JAKARTA – Sebanyak 39% anak muda menabung untuk memenuhi gaya hidup. Hal ini seperti diungkap oleh OCBC di data Financial Fitness Index (FFI) 2024 yang dimaksud diterima pada Hari Sabtu (17/8/2024).
Temuan yang disebutkan menunjukkan bahwa generasi muda ketika ini lebih tinggi fokus pada kesenangan jangka pendek. Terlebih terungkap 80% anak muda menghabiskan uang untuk menyesuaikan gaya hidup dengan temannya.
Angka ini naik 73% melebihi tahun 2023. Menandakan bahwa potret akan FOMO (Fear of Missing Out) yang kuat masih terjadi pada kalangan generasi muda.
Kondisi ini menggarisbawahi perlunya literasi keuangan yang dimaksud lebih besar baik untuk menciptakan tindakan pengeluaran yang mana lebih banyak bijak. Dengan memahami baik itu item maupun layanan perbankan, maka kegunaan yang mana diperoleh sanggup maksimal.
Tapi walau demikian, OCBC menyebutkan skor finansial fitness Indonesia pada tahun 2024 berhasil stabil pada bilangan 41.25. Hal ini menandakan bahwa penduduk Indonesia sudah berhasil mempertahankan hasil skor finansialnya.
Selain itu ketika ini 25% generasi muda miliki dana darurat (naik dari 17%) yang dapat bisa saja menjadi indikator adanya pembaharuan sikap kemudian mindset, teristimewa pada kalangan muda yang mana masih ingin menikmati hidup.

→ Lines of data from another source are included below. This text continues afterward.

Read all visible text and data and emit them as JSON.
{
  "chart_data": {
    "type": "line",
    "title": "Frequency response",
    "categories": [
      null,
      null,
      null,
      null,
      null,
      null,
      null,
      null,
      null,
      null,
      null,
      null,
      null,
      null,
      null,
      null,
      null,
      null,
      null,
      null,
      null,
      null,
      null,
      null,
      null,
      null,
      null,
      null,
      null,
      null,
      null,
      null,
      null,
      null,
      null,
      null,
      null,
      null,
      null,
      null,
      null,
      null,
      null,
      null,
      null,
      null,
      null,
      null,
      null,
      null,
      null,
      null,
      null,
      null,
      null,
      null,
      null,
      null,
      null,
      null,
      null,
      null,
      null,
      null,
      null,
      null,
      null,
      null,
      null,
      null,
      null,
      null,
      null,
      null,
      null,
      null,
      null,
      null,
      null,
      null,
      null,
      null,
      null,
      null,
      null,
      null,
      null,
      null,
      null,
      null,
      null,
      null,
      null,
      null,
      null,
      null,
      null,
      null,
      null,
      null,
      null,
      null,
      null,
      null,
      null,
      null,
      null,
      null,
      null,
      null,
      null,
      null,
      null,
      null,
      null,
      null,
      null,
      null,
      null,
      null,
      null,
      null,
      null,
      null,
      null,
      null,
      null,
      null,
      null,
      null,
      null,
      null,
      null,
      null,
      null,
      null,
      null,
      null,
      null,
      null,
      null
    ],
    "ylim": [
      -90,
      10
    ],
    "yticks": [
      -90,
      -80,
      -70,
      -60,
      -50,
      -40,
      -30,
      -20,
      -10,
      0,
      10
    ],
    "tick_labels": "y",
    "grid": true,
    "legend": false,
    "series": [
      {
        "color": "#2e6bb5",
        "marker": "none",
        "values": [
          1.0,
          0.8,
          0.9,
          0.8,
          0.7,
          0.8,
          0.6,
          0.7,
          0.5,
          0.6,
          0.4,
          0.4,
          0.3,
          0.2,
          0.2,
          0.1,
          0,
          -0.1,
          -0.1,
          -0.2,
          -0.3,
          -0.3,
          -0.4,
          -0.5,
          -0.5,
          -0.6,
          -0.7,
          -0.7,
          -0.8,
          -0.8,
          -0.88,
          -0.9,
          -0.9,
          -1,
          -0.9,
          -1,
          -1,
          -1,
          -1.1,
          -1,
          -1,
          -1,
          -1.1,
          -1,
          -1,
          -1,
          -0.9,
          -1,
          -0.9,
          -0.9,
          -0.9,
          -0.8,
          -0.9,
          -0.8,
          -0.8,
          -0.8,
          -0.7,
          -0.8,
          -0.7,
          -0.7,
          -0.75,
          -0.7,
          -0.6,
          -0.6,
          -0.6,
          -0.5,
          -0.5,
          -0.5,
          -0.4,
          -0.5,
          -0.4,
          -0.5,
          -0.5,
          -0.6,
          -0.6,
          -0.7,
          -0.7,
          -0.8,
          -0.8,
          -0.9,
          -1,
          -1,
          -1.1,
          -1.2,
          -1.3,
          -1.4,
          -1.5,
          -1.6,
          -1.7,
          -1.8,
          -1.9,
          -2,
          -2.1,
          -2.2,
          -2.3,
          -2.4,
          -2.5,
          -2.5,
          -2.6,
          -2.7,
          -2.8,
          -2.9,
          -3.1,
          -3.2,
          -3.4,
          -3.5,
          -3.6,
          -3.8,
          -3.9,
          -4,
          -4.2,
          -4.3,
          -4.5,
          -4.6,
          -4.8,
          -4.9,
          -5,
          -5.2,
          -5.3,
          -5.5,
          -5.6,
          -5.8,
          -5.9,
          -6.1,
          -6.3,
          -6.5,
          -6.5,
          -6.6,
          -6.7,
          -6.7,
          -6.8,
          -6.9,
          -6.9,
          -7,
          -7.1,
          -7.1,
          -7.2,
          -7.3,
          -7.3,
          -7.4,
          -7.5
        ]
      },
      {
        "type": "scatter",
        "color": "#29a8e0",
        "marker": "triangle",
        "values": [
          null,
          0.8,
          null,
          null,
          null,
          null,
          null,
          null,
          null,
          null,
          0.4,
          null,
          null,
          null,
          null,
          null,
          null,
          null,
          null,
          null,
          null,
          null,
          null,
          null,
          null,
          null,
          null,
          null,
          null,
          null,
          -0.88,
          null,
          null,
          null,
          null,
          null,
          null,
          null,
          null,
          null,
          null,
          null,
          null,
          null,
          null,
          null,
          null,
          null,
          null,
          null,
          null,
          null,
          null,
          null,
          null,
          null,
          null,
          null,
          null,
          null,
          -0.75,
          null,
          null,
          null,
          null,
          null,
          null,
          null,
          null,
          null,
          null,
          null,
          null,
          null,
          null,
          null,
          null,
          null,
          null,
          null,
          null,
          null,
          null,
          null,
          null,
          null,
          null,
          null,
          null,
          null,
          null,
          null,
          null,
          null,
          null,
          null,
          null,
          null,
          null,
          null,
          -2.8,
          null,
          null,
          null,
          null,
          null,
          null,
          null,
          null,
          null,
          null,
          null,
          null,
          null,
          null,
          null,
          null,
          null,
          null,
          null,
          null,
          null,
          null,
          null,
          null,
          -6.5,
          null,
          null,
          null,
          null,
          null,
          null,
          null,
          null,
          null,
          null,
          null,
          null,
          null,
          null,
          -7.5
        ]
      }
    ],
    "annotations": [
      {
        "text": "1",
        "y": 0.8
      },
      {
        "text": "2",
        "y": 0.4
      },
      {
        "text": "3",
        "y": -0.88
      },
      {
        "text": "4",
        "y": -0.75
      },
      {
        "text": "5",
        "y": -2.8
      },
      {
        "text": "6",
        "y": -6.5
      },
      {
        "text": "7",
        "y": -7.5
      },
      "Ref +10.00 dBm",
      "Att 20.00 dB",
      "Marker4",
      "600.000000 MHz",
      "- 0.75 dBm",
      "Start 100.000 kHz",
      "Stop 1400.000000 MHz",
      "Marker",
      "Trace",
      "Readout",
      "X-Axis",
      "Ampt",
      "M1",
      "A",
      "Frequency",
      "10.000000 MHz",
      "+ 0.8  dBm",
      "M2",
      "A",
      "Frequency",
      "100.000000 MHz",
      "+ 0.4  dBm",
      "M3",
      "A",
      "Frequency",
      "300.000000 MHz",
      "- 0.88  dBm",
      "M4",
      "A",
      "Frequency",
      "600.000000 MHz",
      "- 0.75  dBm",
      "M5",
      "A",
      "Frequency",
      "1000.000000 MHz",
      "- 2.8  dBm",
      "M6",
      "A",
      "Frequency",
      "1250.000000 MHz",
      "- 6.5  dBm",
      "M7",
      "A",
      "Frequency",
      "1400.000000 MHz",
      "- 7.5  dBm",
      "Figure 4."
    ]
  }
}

“Ini merupakan pencapaian yang mana patut di dalam apresiasi bagi generasi muda, dimana sisi lain merekapun harus paham memanfaatkan produk-produk perbankan untuk langkah finansial yang cerdas,” kata Executive Director Marketing & Lifestyle Business OCBC, Amir Widjaya.

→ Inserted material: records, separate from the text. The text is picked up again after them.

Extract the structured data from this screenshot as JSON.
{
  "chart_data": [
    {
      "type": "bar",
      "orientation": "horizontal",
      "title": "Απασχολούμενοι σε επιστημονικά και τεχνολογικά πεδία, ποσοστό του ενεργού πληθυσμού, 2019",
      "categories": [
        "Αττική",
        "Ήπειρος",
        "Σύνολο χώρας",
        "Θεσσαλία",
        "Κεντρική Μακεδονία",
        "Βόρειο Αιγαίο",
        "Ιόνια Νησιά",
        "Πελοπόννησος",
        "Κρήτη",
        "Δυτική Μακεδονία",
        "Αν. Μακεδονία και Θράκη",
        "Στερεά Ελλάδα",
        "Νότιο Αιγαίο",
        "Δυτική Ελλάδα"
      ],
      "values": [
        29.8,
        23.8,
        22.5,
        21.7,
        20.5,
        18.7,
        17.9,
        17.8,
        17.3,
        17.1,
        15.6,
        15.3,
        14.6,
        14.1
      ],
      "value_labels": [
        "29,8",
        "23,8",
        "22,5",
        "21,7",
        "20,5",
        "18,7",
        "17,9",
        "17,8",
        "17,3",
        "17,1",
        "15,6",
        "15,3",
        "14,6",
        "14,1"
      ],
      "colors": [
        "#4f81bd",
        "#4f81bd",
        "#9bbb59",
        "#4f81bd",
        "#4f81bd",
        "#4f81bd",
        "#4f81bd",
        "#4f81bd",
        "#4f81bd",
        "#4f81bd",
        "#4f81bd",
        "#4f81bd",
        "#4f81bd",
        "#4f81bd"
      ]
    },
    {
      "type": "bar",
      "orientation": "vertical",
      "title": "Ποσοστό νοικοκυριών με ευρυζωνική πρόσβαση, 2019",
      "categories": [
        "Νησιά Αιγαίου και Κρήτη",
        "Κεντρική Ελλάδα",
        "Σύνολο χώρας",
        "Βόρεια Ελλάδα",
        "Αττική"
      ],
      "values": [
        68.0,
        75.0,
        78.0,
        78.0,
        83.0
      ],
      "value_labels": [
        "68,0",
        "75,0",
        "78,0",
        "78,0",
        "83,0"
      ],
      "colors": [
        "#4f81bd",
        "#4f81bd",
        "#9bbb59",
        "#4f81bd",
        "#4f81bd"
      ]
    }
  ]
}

“Dengan informasi yang dimaksud tepat, inklusi produk-produk perbankan, juga pengelolaan keuangan yang mana baik, dia bisa saja menjadi smart spender serta smart saver. Hasil akhirnya mereka itu akan menciptakan keseimbangan antara kesenangan ketika ini kemudian kesejahteraan finansial jangka panjang,” lanjutnya.

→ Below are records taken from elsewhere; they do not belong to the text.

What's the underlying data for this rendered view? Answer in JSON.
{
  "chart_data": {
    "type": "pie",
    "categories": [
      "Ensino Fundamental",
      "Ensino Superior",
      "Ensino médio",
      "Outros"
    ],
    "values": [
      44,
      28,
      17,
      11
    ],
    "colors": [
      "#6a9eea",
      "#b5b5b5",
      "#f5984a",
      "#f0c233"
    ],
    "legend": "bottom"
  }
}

Hal senada juga diungkapkan oleh Inggit Primadevi, Director Consumer Insights di area NielsenIQ (NIQ) Indonesia. Ia mengutarakan, anak Indonesia sebenarnya telah menunjukkan pembaharuan positif pada perilaku keuangan.
“Di antara merekan yang sudah ada mencatatkan keuangan, 41% sudah ada memiliki dana darurat (sebesar 6 bulan gaji), nomor ini naik sebesar 12% dari tahun sebelumnya. Di sisi lain, anak muda yang mana belum melakukan pencatatan keuangan, baru 21% yang digunakan punya dana darurat,” ujar Inggit.
“Hal ini menandakan peningkatan kesadaran akan literasi keuangan, tidak hanya sekali pada pengetahuan tapi juga pada praktik, dengan miliki dana darurat lalu menerapkan kebiasaan mencatatkan keuangan mereka,” pungkasnya.